Weekly Recap – 05-07-23

Top 5 by MCAP

Although this recap is mostly about Bitcoin, it’s still important to discuss the overall health of the Top 5, as numbers 2-5 have sway in the altcoin world. Each passing week without a significant move adds more frustration and worry to mid and long-term investors. That said, the Top-3 tokens, BTC, ETH, and BNB, all show green from the H6 to the Daily, but they all show a weaker of the two greens. Let’s dive in and see what’s going on.

Bitcoin Monthly - Long-Term

Long-Term Monthly makes the last seven weeks look like a grain of sand compared to the beach. Bitcoin has achieved the upward trend that most were looking for and has exceeded the levels needed for continuation. At the moment, we continue to see the choppy sideways action, whether we look at the Weekly or the Daily. Be that as it may, the long-term outlook still looks good for a rally yielding further upside.

Bitcoin Weekly - Mid-Term

We continue trading above 236 for the ninth week in a row. As you can see from the two highlighted areas, we expect to see some consolidation, whipsaws, and chopping. We spent five weeks in that area as a “pause” during an apocalyptic-style sell-off. Now we opened our ninth week on the low side of that area from back precisely a year ago. The overall outlook remains the same. $28K remains support with $24K as the major retest area and $36K as the next major target level to the high side. 

Bitcoin Daily - Short-Term

The Daily is where things get a bit more interesting. As we study the price action, we can see a mini downtrend forming, which could take further shape if we sweep the recent structure low at $26,965. That being said, the overall, more significant trend is still in play, but it forces traders to stay cautious. The recent low that we saw tonight found support on the 236, but as we know, this 236 has been abused many times before and makes itself out to be more of a zone than a precise location on the map. 

The potential symmetrical triangle also finds itself a bit out of place as it cannot be drawn with any legitimacy from the local top, making it in-line symmetrical instead of a trend reversal or continuation symmetrical. Either way, today’s candle has breached the lower support angle. If this were to play out, the measured move would land Bitcoin at $25,200 inside the Retest Zone.

Daily Bitcoin Volume

Bitcoin Volume remains disappointing as the volume trend for the 30-Day metric continues to flatten instead of curling upward. The last peak we saw was the third in a series of peaks that all failed to yield a higher trading day than any other day in 2023. We are now five months in for 2023, and the yearly peak is embarrassing, considering the peaks from the previous two years.

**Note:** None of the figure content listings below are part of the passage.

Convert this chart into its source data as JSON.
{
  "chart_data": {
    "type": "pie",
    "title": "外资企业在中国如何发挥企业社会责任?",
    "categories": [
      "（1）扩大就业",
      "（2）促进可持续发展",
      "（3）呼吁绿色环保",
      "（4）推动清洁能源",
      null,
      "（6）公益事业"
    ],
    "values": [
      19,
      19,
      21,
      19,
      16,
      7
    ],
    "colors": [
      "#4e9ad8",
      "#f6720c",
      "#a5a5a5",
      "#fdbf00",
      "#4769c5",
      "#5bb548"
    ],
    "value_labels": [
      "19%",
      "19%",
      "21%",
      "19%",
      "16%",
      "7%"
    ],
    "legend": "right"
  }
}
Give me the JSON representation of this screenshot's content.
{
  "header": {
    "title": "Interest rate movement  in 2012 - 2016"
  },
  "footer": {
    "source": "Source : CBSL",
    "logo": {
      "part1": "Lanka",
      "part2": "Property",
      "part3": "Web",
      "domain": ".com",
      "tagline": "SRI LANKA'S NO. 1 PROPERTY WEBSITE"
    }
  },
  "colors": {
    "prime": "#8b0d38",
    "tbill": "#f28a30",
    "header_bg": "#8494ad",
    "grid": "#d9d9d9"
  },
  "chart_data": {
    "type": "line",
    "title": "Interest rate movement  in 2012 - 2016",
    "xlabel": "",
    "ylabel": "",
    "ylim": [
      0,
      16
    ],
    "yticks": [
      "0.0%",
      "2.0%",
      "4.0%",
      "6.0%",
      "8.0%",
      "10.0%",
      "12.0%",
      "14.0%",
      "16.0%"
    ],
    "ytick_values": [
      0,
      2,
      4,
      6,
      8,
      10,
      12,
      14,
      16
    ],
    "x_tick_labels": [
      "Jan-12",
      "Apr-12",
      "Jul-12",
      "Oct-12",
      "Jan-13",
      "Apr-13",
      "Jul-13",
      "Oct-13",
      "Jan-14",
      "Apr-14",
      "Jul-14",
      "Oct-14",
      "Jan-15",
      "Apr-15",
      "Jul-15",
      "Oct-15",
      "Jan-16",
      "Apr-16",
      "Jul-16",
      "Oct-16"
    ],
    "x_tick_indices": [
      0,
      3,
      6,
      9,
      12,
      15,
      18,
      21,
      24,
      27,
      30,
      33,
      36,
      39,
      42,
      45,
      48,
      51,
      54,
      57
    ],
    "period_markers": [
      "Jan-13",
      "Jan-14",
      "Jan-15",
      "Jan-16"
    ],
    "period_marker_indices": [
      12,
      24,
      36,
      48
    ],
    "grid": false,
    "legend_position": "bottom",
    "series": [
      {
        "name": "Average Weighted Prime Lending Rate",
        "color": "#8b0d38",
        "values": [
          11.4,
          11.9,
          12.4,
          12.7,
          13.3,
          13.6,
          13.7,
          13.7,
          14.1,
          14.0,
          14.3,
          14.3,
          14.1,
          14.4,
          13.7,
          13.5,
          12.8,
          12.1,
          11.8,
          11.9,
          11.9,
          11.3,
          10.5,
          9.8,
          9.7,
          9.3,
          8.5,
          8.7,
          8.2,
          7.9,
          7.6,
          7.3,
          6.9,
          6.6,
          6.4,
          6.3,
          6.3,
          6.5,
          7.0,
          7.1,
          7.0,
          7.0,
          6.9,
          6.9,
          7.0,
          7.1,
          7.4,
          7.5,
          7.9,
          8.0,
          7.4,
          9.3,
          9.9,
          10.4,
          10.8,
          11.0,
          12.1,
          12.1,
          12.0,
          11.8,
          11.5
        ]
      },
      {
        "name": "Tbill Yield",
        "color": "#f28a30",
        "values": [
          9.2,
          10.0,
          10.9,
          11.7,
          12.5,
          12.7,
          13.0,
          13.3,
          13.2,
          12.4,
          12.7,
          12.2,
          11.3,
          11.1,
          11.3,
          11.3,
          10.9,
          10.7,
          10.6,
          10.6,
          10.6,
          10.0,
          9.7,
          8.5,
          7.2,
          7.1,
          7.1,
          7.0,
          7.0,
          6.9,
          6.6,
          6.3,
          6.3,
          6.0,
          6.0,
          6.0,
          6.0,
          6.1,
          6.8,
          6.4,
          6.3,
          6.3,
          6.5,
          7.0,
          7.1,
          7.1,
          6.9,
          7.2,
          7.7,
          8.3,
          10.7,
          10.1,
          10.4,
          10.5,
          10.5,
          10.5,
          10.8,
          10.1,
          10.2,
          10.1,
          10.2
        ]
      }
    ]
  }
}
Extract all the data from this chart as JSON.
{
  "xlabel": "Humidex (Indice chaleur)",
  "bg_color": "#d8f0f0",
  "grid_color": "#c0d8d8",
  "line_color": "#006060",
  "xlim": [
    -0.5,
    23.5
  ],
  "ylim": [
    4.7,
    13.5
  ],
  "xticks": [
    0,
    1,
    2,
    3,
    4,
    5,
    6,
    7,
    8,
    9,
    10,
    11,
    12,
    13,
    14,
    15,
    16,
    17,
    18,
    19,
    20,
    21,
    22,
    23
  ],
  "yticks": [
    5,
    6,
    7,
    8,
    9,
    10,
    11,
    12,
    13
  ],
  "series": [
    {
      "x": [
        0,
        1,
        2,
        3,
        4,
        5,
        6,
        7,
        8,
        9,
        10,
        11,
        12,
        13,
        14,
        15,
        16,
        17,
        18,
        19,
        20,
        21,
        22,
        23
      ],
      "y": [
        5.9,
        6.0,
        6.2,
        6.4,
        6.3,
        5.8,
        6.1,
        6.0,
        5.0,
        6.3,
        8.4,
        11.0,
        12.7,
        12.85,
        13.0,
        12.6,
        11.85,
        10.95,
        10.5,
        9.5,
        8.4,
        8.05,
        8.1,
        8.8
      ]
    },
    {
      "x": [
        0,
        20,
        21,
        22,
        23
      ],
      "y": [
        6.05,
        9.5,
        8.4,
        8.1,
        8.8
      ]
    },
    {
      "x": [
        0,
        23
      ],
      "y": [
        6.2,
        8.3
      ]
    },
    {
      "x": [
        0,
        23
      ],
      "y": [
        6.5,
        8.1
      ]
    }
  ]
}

Altho, for a market that has been down for well over a year, the lack of volume is not all that surprising. 

Bitcoin Dominance

Bitcoin Dominance continues to flirt at just under 49%. This consolidation has been seen many times before. The initial pullback and the following swing-fail are the breadcrumbs we need to say the next rally will also likely fail. If that is to happen, we will probably see another test of the previous support area before a third and final push into the 50% zone. That being said, the trendline could lend effort in support, and being that we have already seen a bounce on the trend, we could be seeing 50% before we see any further drop into previous support. What happens at 50% is the real question.

Bitcoin CME Futures

The Futures chart, much like the Daily and Weekly charts for Bitcoin, has been relatively uneventful. A few small gaps here and there are like clockwork; they get filled. We have one of the most significant gaps we have seen in a while due to recent moves while the Futures market was closed. Now that Futures has resumed trading, we can see a relatively large gap to the high side. Ideally, one would like to see the two lower mini gaps get filled before a march north.

Conclusion

The Weekly still looks fine, but the Daily gives clues that may lead to the retest we have all been waiting for. As a pattern, Symmetrical Triangles are pretty reliable but also predicated on where they show themselves on the chart. If this could have been drawn from the local high, more credit would have been given to the pattern itself, but because it wasn’t, we take a lot of credit away from it. 

Futures were likely to drop the price to fill previous gaps, so the drawdown is of little concern. The Weekly closed above the 236 as investors wanted, which is enough for some to look on the long side. However, one can never become complacent in theory and must be open to possibilities that go against their thesis, such as a drop back into the $25K area.